I’ve made a 010 editor template to extract the informations.
If pongo shell is requested, then it won’t continue. If not, it will re-register the shell, to abuse the “modload\nshell\n” command sequence
In the handle_shell it will simply execute “bootx”
Before boot, the preboot_hook will be called. And the main patchfinder logic is located in the preboot_hook.
It will find the kernel base by searching MachO header upward from gEntryPoint.
Then it will do all sorts of finding and patching~
Making debugging module for pongoOS
We’ve gone through the whole pongoOS and kpf, and now we have complete and in-depth look to the pongoOS. It’s time to do some experiments.
Integrating capstone and a embedded printf implementation, I finished a small module which allows you to dump pongoOS exported vairables (entrypoint/bootarg/devicetree/etc.), operate on memory (read/write/disassemble/search/hexdump), and print out the memory map located int device-tree.
It’s very hard to write modules for a kernel without detailed documents or source code or thorough analysis.

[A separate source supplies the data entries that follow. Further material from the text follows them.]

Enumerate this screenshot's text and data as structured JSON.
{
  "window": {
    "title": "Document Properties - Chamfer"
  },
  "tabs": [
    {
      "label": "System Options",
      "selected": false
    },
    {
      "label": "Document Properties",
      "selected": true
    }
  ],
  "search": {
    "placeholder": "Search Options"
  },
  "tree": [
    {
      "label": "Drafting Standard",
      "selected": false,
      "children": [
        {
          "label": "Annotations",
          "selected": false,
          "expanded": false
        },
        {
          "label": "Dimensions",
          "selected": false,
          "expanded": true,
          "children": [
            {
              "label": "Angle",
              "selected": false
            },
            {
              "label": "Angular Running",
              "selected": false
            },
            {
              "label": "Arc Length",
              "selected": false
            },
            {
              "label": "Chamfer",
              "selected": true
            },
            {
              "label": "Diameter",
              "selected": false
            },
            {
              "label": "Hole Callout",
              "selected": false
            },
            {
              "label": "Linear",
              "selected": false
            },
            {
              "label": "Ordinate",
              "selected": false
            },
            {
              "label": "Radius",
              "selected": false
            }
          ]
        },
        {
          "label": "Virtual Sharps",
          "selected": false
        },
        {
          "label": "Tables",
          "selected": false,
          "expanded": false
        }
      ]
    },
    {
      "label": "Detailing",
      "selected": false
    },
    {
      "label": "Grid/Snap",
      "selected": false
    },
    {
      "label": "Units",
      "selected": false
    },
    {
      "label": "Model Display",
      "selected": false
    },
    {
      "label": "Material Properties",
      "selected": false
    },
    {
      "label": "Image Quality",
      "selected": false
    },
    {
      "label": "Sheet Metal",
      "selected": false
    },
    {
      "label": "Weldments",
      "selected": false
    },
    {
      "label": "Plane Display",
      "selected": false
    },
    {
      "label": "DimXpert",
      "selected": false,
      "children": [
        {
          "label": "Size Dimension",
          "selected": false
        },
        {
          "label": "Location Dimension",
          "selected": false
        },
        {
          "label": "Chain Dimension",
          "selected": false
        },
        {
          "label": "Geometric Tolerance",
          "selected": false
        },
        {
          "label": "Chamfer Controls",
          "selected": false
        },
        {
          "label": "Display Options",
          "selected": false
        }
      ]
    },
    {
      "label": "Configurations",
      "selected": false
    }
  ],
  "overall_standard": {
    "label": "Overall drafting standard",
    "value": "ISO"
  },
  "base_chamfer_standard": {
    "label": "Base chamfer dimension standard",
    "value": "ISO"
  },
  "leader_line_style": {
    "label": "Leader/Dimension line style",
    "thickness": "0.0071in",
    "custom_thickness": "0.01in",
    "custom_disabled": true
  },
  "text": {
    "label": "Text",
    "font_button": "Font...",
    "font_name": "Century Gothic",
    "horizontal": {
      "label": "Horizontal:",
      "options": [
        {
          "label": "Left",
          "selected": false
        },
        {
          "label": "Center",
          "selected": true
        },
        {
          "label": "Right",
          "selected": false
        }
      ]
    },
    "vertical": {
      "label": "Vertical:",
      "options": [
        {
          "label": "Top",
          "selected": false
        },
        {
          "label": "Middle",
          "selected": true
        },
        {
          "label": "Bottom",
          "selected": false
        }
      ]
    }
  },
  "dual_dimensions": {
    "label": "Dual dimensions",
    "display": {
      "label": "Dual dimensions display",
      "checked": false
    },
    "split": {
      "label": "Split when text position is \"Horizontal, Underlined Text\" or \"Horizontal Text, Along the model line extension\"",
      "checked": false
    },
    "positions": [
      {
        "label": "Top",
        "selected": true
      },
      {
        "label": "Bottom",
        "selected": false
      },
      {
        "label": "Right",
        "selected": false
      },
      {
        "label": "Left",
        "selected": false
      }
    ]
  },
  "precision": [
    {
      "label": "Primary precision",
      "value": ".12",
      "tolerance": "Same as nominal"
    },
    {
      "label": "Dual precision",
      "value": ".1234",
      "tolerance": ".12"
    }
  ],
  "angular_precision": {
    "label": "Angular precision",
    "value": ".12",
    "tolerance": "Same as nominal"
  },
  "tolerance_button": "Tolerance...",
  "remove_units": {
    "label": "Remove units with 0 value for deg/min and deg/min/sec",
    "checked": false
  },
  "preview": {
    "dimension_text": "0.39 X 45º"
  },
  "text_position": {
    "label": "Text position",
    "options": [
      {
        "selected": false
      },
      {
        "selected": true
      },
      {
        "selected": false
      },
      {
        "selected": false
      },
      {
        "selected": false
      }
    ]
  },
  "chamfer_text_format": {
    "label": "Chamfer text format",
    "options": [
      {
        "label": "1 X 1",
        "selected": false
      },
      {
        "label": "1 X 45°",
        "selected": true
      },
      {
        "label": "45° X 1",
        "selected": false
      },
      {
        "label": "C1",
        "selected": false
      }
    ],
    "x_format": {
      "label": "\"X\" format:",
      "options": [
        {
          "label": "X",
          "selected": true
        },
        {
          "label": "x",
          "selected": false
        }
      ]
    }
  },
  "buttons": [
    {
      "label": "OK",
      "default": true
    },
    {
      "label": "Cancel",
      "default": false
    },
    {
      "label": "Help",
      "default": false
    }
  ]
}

This module in fact provides an example using many pongoOS export functions, which will possibiely make others feeling better developing on pongoOS.
Due to we are still operating on bare-metal, the memory access is a big trouble. We must access the memory in an aligned way. And we need to manually barrier the memory access, which is even more frustrating. As this is only an Proof-of-Concept module implementation, I’ll simply not ignoring those :) So if you have random crashes, change your parameter a little, or be patient and re-run the checkra1n, it’s really fast.